How are these “laborers” going to be compensated? Please don’t tell us that it would be by returning to the wearers the logo-carrying trousers presented on a platter so that they could traverse the length and breadth of Hambantota displaying the booty and their elevated status.
So a “perturbed” cricket committee is holding an inquiry. This country has held so many inquiries in the last two and a half years-some called commissions and others simple committees — that it certainly qualifies to be called the “Wonder of Asia.”
What has happened to the myriad of inquiry reports? Some have been available to the public. Others have remained hidden from public gaze. What happens after the reports are handed over to the relevant authority remains a matter of conjecture.
Since the national airline is so much in the news (so what’s new some might ask) consider the case of the report of the Weliamuna Committee. It was appointed by the yahapalanaya government to inquire into the never-ending shenanigans in SriLankan Airlines over which so-much was said at election-time over two years ago. The committee was appointed apparently by the very persons who appointed the airline’s board of directors.

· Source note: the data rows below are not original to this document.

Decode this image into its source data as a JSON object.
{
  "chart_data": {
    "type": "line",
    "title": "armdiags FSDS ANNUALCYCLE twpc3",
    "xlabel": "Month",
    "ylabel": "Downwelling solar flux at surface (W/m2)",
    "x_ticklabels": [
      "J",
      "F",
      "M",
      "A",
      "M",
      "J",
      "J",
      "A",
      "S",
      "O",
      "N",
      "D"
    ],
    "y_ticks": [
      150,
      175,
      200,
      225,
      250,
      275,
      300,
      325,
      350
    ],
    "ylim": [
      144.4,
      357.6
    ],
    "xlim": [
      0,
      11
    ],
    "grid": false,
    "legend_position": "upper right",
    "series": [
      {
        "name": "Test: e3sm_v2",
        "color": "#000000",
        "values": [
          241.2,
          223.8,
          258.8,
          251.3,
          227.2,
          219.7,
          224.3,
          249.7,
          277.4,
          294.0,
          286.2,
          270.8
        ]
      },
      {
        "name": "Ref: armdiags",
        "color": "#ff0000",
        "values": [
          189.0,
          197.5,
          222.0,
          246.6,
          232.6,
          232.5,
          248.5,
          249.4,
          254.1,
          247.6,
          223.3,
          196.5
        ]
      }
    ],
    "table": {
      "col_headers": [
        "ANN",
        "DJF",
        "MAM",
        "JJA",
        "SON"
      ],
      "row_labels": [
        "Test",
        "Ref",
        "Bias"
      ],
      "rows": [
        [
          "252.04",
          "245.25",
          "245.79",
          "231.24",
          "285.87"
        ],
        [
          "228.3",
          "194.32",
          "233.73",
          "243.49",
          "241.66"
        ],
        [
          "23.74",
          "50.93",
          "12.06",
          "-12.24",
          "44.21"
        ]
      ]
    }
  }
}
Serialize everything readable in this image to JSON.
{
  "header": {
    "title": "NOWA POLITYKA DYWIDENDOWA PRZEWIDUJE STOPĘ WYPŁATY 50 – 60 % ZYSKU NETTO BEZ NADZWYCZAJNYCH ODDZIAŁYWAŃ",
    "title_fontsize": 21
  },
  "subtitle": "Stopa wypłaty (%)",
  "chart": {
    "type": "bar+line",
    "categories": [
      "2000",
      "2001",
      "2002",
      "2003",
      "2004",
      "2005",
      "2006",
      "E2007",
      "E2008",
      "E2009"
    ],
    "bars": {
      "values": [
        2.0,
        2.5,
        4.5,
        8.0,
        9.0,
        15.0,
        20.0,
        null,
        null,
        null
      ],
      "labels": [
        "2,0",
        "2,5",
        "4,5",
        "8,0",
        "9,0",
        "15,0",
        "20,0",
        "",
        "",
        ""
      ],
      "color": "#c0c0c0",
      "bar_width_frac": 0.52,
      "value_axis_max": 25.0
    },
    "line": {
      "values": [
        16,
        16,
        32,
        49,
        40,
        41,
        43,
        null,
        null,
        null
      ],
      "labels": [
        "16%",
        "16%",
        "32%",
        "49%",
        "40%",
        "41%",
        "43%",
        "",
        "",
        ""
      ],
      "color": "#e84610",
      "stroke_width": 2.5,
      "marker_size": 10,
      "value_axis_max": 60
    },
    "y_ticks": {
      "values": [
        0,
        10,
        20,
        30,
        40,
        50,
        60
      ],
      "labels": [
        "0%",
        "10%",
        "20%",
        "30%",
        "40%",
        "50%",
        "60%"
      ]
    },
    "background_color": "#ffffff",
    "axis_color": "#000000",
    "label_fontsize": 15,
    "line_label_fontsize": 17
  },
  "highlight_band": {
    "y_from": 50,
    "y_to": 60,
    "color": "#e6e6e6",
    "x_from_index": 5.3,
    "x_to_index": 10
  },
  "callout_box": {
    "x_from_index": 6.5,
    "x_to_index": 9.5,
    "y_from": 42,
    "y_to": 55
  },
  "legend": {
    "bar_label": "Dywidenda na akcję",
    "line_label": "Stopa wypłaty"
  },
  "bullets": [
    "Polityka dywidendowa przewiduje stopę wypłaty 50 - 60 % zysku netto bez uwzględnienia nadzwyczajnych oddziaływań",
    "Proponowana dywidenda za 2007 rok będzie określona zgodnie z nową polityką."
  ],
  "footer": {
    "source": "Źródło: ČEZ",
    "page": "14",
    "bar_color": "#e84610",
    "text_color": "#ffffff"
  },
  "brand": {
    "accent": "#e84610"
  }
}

The result: the great minds of SriLankan Airlines headed by Dias the Pious dumped the report in the trash bin as their own meagre contribution to the garbage problem, probably because some of those named in the report against whom action was prescribed were still nicely ensconced in the hierarchical seats as decision-makers and still others had some useful connections.
The President, perturbed like our cricket authorities, summoned the airline board for a telling off that has resulted in one member throwing in the towel while the head honcho took flight to London, it is said, perhaps to contemplate his navel and the future.
If you need more evidence of Sri Lanka’s cornucopia of wonders take that strike-crazy collection of stethoscope wearers. Those interested in collective nouns will know that a collection of baboons is called a parliament. What caused them to earn this appellation seems quite obvious. They are noisy, abrasive, viciously aggressive and the least intelligent of all primates.
Perhaps somebody will come up with an appropriate collective noun for the GMOA which is surely the only body of doctors which is constantly on strike without a care in the world for the sick and infirm unless they treat them in private hospitals where they can earn additional fees.
Have you ever heard of a collection of doctors threatening to contact foreign diplomatic missions to complain about the Health Ministry or convey their own woes?
Before long these medicine men will ask for diplomatic passports and immunity along with duty-free vehicles to travel to their places of private practice, special places in leading schools for their children and a weekly meal for the whole family at a five-star hotel and an annual family holiday abroad.
Where would you find such soap operas but in this “Wonder of Asia”.
If the government has any intention of cleaning up sports bodies, especially Sri Lankan Cricket where money flows like the flood waters of the Kelani River, politicians should be banned from holding office in them. That should be the starting point for cleaning up this environmental pollution.